In Mark 3:29 Jesus speaks about an eternal sin, for which no one will be forgiven. It states that whoever blasphemes against the Holy Spirit will be condemned. Is the word 'blasphemes' written in a present tense -- i.e. a person who continues to blaspheme and, not repenting, will never be forgiven -- or does it refer to anyone who has ever blasphemed against the Holy Spirit? -- Alyssa Patel (New York University)
Excellent question, and one which we will shortly return to. And yet, to begin with, I would like to make a comment to all our readers, and especially those who are even a little bit familiar with ancient Greek.
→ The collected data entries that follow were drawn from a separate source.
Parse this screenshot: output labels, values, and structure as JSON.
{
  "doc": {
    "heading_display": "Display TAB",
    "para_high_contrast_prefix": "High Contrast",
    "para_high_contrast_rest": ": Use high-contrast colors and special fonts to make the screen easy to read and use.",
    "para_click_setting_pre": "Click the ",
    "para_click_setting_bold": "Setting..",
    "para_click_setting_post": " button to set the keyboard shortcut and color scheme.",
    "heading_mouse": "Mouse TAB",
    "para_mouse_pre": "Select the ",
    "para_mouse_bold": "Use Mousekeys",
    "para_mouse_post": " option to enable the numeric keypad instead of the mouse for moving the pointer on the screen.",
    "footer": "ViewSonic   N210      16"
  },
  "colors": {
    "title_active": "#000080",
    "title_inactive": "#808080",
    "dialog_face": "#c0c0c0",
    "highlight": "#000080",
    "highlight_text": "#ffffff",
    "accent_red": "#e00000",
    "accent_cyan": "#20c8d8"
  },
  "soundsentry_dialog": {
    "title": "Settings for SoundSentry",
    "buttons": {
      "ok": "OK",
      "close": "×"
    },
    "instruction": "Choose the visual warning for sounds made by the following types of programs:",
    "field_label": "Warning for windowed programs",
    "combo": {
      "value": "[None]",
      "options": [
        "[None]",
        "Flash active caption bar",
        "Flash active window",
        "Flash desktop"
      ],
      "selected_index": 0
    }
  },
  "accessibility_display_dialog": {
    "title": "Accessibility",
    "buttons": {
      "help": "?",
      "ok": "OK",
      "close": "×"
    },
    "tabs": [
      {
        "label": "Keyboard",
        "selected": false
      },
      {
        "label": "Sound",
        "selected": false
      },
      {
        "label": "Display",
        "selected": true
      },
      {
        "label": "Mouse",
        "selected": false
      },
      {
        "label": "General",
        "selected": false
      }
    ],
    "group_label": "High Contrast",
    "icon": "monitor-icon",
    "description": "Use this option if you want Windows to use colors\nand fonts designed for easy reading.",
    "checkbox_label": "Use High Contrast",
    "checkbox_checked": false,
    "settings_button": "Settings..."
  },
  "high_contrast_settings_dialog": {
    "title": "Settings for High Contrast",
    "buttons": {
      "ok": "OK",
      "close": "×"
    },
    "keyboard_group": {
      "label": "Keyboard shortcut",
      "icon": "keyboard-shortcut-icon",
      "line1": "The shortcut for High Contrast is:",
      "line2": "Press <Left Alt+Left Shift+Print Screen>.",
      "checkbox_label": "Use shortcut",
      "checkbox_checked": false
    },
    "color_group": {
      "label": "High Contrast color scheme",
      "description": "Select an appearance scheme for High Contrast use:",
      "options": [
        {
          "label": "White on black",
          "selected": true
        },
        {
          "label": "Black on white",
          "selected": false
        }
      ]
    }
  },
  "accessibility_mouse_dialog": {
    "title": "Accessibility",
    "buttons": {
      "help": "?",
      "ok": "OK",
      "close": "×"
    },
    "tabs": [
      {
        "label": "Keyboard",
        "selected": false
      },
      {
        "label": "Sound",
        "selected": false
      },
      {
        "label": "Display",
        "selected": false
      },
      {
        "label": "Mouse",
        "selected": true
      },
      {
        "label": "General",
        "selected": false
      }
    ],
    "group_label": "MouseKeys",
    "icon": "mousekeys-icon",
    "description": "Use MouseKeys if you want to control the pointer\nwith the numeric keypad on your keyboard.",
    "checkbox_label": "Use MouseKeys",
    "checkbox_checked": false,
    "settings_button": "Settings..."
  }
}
I personally would not make too much of a particular tense in the Greek. In Koine Greek, the present is usually a progressive, just as the aorist indicates a specific time, but this is not always the case. The New Testament is full of contrary examples! Bottom line, Greek grammatical issues are not usually resoluble without a good working knowledge of Greek -- best obtainable with a minimum of three years of language study at the university level. We need to resist the temptation to only dabble in Greek, as though a mere knowledge of the alphabet or possession of an interlinear somehow qualifies us to reason on the level of experts who have devoted their lives to the study of this beautiful language.
To your question: Since Paul says he was a blasphemer (1 Timothy 1) -- directly as well as one who attempted to force others to blaspheme -- he is as good a candidate as any for one who may have committed "the eternal sin." And yet the Lord forgave Paul! I believe this shows us that regardless what we have done in our past, there can be forgiveness and genuine hope for change. (See also 1 Corinthians 6:9-11.)
It is also important to consider the context of the passage. In Mark 3, religious leaders, who had seen the evidence of Jesus' identity and authority with their own eyes, still refused to believe. This demonstrates a hardness of heart (as in Proverbs 29:1), from which there was no recovery. And yet, you may ask, was not Paul in a similar condition when he, as Pharisee and church persecutor, strove with all his might to oppose the church? Apparently he had not "crossed the line"; he had not hardened himself irretrievably. We should resist the urge to "play God," assessing who has and who has not committed "the eternal sin."
Finally, it is an eternal sin because of its consequences in the next age. In Greek (as well as in Latin), the words age and eternal are related as noun and adjective. "Eternal" carries the sense not so much of infinity as of the world to come. For we cannot reject and refuse God in this life and expect a share in eternal life in the world to come.